Compounding is critical to protect retirees from inflation, especially for city employees and retirees who don’t receive Social Security. The burdens of these cuts are all the more problematic because the City is now in the process of requiring retirees to pay significantly more for their health insurance coverage. Social Security payments are annually adjusted for inflation so that recipients do not lose ground to the rising cost-of-living in retirement, but the City’s proposal effectively guarantees that retirees will lose significant ground to inflation every year.

By imposing COLA cuts on this scale, the City risks losing its exemption from Social Security.

Employee Contributions: The City would hike employee contributions by 2.5%, forcing employees to pay more for an inferior benefit.>

The City’s proposal is unconstitutional

The City’s proposal would increase employee contributions by 2.5%, forcing employees to pay more for a slashed benefit. This comes on top of cutting COLAs deeply.

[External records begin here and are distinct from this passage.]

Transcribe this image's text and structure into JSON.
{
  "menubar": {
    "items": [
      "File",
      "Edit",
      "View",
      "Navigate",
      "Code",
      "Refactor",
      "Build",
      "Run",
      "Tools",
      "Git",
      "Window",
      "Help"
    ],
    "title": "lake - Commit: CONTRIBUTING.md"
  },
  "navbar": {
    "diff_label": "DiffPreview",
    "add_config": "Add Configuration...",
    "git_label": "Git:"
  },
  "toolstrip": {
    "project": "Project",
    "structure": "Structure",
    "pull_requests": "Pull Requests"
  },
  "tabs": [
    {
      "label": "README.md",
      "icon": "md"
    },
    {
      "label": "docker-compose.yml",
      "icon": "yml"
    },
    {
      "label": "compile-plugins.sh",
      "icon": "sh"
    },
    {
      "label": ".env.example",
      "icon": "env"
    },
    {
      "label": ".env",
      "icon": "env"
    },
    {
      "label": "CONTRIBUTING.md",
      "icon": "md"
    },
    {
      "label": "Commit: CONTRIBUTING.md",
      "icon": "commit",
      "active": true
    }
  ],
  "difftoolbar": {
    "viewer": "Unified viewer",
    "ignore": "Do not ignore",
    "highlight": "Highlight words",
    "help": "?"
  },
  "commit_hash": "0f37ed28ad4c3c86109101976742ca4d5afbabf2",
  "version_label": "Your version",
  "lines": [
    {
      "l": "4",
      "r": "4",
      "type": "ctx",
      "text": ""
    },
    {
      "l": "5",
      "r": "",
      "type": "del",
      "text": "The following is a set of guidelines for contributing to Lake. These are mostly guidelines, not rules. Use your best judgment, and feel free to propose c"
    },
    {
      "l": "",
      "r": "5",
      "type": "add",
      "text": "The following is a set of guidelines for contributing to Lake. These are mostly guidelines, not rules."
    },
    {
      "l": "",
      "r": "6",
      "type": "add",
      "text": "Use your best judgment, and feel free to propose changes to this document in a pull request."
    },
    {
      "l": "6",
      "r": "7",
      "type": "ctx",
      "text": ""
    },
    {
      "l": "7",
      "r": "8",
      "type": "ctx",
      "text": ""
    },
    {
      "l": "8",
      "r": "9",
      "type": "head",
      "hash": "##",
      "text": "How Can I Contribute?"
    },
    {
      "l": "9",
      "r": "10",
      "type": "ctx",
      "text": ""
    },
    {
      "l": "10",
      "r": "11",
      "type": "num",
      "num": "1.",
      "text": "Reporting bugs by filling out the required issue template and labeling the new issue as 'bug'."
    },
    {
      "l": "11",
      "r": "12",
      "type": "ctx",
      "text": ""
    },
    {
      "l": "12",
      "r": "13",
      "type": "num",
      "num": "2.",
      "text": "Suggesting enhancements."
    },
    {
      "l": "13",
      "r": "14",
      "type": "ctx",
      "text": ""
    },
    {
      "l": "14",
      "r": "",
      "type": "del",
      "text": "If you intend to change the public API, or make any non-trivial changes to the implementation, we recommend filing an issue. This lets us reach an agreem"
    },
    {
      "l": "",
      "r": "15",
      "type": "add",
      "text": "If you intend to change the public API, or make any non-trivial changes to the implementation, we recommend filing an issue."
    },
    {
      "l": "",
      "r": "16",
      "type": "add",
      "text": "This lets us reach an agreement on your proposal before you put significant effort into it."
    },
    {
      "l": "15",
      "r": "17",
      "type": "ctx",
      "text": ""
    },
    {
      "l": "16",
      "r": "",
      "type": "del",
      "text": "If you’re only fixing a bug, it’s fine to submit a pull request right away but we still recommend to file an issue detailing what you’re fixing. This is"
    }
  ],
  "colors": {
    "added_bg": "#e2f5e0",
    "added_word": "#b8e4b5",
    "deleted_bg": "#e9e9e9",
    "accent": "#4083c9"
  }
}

SB 1922, HA 3 does not contain an ironclad funding guarantee and could still lead to underfunding

While the plan purports to include a higher contribution from the City, the plan does include sufficient guarantees that the City will end its practice of underfunding the pension systems in order to address other budgetary needs. The bil’s funding guarantee is weak and does not absolutely compel the retirement systems to require the city to make pension payments. Even if the retirement systems choose to try to compel payments, the bill does not require courts to adhere to the pension payment schedule. In sum, SB 1922, HA 3 has loopholes that leave open the possibility for circumventing the payment schedule and does not fix the real problem of chronic underfunding.

The City’s proposal puts seniors near the poverty line

The following example indicates the damage done to their retirement security for an employee retiring from the municipal employees’ fund in 2015 receiving the average annual pension of $33,500 ($2,791/month). Under the City’s proposal and based upon the City’s actuarial forecast, in 20 years that retiree’s pension will only be worth $22,700 ($1,891/month) in real dollars, which is less than 150% of the federal poverty level for a two-person household. That represents a 30% cut in his or her pension. If retirees live longer than 20 years after retirement, the cut will be even more dramatic.

Making matters even more difficult for senior citizens, by 2017, the City will completely stop paying for retiree health insurance, increasing the impact of the COLA cuts. Premiums for a married couple will be more than $1,000/month, eating up a huge portion of their pensions.